South Sudanese Bishop gets UN Peace Prize

5 Mar 2013

South Sudanese Bishop gets UN Peace Prize

1 March 2013 - Recognizing his sizable contribution to peace in South Sudan, Secretary-General Ban Ki-moon awarded Bishop Emeritus Paride Taban a peace prize in Geneva today.

"I am proud to add my congratulations to tonight's award winner, Bishop Taban, for his work to promote interfaith and inter-ethnic understanding in Sudan," the Secretary-General said during the ceremony.

The Sergio Vieira de Mello Annual Prize acknowledges the bishop's efforts to promote mediation, reconciliation and dialogue among tribes in his Torit Diocese area, making it possible for them to live peacefully together in the Holy Trinity Peace Village of Kuron.

The prize is awarded each year to an individual, community or institution that has made an exceptional effort to reconcile groups in conflict, which can be duplicated elsewhere in the world to alleviate human suffering.

The award is given in memory of Sergio Vieria de Mello, a former Special Representative of the Secretary-General in Iraq, who was killed with 21 other humanitarians in the bombing of UN headquarters in Baghdad on 19 August 2003. The UN General Assembly has since designated the day as the World Humanitarian Day.

According to the Pax Christi International website, Bishop Taban said he had heard "southerners talking against one another" during the civil war in what was then known as Sudan.

"This gave me the incentive to retire from being a diocesan bishop to found a peace village," he said. "People fight against themselves because they are traumatized."

The idea to start a peace village came into his mind after visiting similar projects in Israel and Germany, where people from different religious communities were living together in harmony, he added. With this inspiration, he requested the Vatican for early retirement.

In 1999, the Bishop began a demonstration farm near Kuron River in Eastern Equatoria, where local communities who had been fighting over cattle were trained to grow fast-maturing crops. The main purpose of introducing agriculture was to promote food production among a people who were predominantly pastoral communities, the Pax Christi website noted.
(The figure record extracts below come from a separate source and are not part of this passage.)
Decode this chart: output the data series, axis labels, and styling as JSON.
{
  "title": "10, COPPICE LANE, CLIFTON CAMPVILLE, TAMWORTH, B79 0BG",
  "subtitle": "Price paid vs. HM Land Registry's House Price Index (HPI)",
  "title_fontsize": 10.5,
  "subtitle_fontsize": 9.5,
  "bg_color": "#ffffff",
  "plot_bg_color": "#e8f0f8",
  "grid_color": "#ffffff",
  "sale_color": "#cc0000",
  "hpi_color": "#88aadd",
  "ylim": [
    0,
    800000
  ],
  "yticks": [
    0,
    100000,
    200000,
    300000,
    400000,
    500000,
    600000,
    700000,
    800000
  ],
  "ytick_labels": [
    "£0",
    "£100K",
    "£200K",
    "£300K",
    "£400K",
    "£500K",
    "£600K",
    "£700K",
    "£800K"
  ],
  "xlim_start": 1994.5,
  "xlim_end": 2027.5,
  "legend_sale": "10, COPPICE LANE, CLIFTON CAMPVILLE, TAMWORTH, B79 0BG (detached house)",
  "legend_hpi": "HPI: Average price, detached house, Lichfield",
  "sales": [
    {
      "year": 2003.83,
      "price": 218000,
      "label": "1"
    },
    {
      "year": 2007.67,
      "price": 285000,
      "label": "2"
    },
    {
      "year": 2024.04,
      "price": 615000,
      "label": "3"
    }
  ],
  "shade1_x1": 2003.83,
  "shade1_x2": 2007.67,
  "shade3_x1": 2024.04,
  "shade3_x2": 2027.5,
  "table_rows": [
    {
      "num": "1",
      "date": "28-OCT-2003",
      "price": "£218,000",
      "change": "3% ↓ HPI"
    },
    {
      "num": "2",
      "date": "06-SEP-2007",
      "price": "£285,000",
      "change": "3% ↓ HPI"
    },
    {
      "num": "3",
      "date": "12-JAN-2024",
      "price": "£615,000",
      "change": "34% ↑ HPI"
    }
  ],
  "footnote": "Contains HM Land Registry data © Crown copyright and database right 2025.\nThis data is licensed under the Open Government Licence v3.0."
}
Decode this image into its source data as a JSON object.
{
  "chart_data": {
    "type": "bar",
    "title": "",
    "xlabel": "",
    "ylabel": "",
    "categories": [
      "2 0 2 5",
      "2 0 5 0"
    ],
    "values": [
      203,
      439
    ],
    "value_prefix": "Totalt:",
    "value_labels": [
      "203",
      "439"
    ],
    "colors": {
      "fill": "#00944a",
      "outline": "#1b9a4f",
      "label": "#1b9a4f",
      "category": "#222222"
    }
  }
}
"It was hoped that once these communities embraced farming, conflicts that had been a problem between them would eventually be reduced...," said the website.

In 2000, Dutch military engineers assisted the bishop to build a bridge across the river. Some 81 families from different ethnic groups settled around the bridge to protect it. The bishop used the opportunity to develop Holy Trinity Peace Village.

The Vatican granted the bishop's retirement request in 2004 and he registered the village as a non-governmental organization in 2005.

According to the website, people from different faiths – Christian, Muslim, Catholic, Pentecostal and Adventists – live together in this "small village", which focuses on their socio-economic development.